The next nutrient in the series is Potassium (K). Potassium is a key nutrient for plants and animals, but excess supply in some animals can lead to health complications, such as dry cows and post calving health.

Soil – Total soil K is usually many times greater than the amount taken up by the crop during the growing season, but most of the K in the soil in in unavailable forms. Soil soluble or available K  is generally less than 2% of the total soil K. Potassium is absorbed by plant roots as K+ and cycles in the soil through plant uptake and leaching. The amount of leaching of K from the soil is dependent on soil type and pH.

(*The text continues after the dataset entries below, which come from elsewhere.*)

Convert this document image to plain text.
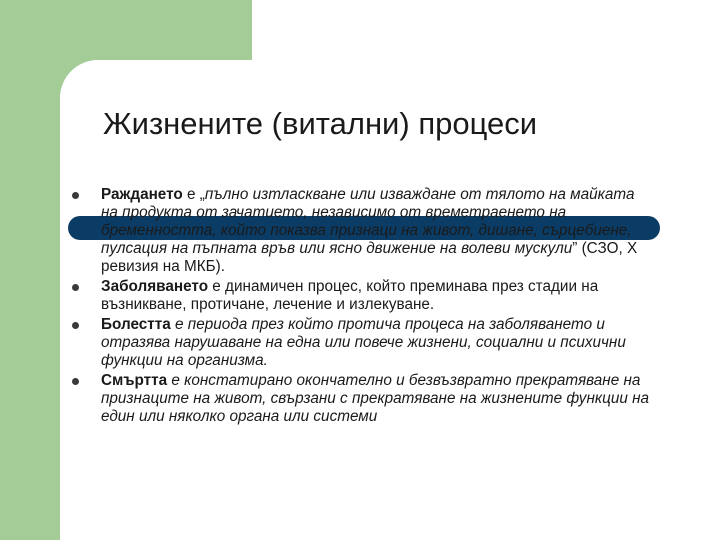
Жизнените (витални) процеси
Раждането е „пълно изтласкване или изваждане от тялото на майката на продукта от зачатието, независимо от времетраенето на бременността, който показва признаци на живот, дишане, сърцебиене, пулсация на пъпната връв или ясно движение на волеви мускули” (СЗО, Х ревизия на МКБ).
Заболяването е динамичен процес, който преминава през стадии на възникване, протичане, лечение и излекуване.
Болестта е периода през който протича процеса на заболяването и отразява нарушаване на една или повече жизнени, социални и психични функции на организма.
Смъртта е констатирано окончателно и безвъзвратно прекратяване на признаците на живот, свързани с прекратяване на жизнените функции на един или няколко органа или системи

Crop Use – Potassium is absorbed by plants in larger amounts than any other nutrient except N. Potassium is involved in enzyme activation, water uptake by providing the osmotic pull that draws water into plant roots, and in the production of ATP. In plants that have a K deficiency, N uptake and protein synthesis are also reduced due to the need for ATP for both processes.

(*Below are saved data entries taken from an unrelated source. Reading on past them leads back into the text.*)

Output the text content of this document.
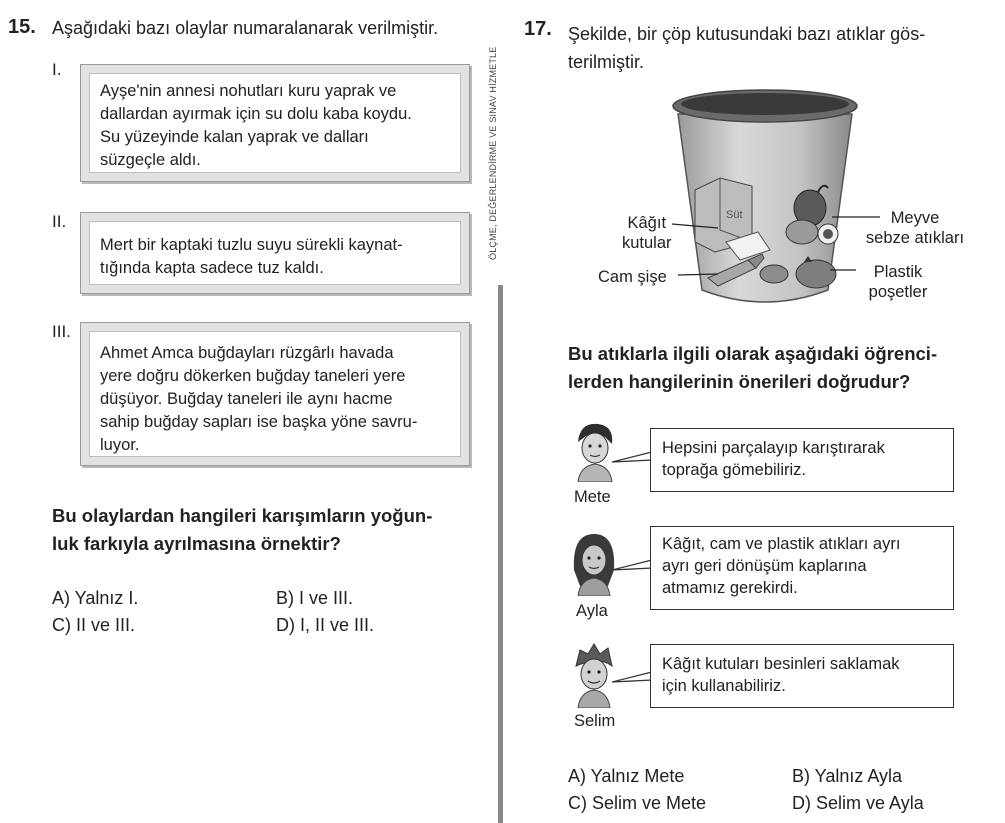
15. Aşağıdaki bazı olaylar numaralanarak verilmiştir.
I.
Ayşe'nin annesi nohutları kuru yaprak ve
dallardan ayırmak için su dolu kaba koydu.
Su yüzeyinde kalan yaprak ve dalları
süzgeçle aldı.
II.
Mert bir kaptaki tuzlu suyu sürekli kaynat-
tığında kapta sadece tuz kaldı.
III.
Ahmet Amca buğdayları rüzgârlı havada
yere doğru dökerken buğday taneleri yere
düşüyor. Buğday taneleri ile aynı hacme
sahip buğday sapları ise başka yöne savru-
luyor.
Bu olaylardan hangileri karışımların yoğun-
luk farkıyla ayrılmasına örnektir?
A) Yalnız I.	B) I ve III.
C) II ve III.	D) I, II ve III.
ÖLÇME, DEĞERLENDİRME VE SINAV HİZMETLE
17. Şekilde, bir çöp kutusundaki bazı atıklar gös-
terilmiştir.
Süt
Kâğıt
kutular
Cam şişe
Meyve
sebze atıkları
Plastik
poşetler
Bu atıklarla ilgili olarak aşağıdaki öğrenci-
lerden hangilerinin önerileri doğrudur?
Mete
Hepsini parçalayıp karıştırarak
toprağa gömebiliriz.
Ayla
Kâğıt, cam ve plastik atıkları ayrı
ayrı geri dönüşüm kaplarına
atmamız gerekirdi.
Selim
Kâğıt kutuları besinleri saklamak
için kullanabiliriz.
A) Yalnız Mete	B) Yalnız Ayla
C) Selim ve Mete	D) Selim ve Ayla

Feed Analysis – Potassium in feeds is measured as a percent of dry matter (K, % DM). This is measured by a mineral digestion. The K ranges are highly variable depending on the forage or grain type. Alfalfa hays and silages tend to be the highest >2.5 % DM. Grasses will vary depending on K soil availability and application.

Animal Nutrition – Animals have a requirement for K. Potassium in animals, like in plants is used for water balance and osmotic pressure regulation. Additionally, K is used for acid-base regulation, nerve impulse transmission, muscle contraction, oxygen and carbon dioxide transport, and in enzyme activation and protein synthesis. The body does not store K, so it must be consumed daily. Almost all K consumed is used, 95%.

Nutrient Management – Potassium is not a problem pollutant. However, when K is applied in excess, often because manure is applied to meet N or P crop needs, it can lead to high K levels in forages that can be a problem for some species and for dry cows. There is no information on what the upper limit of K soil concentration or application. However, high soil K levels can result in depressed uptake of magnesium (Mg) by plants.

There is a lot more detail in each part of the system, but the important point to remember is that the K we are applying to the crop is creating water balance and energy for growth in the plant, that is then used by the animal for water balance and multiple other body functions, and is excreted largely in urine and applied to fields.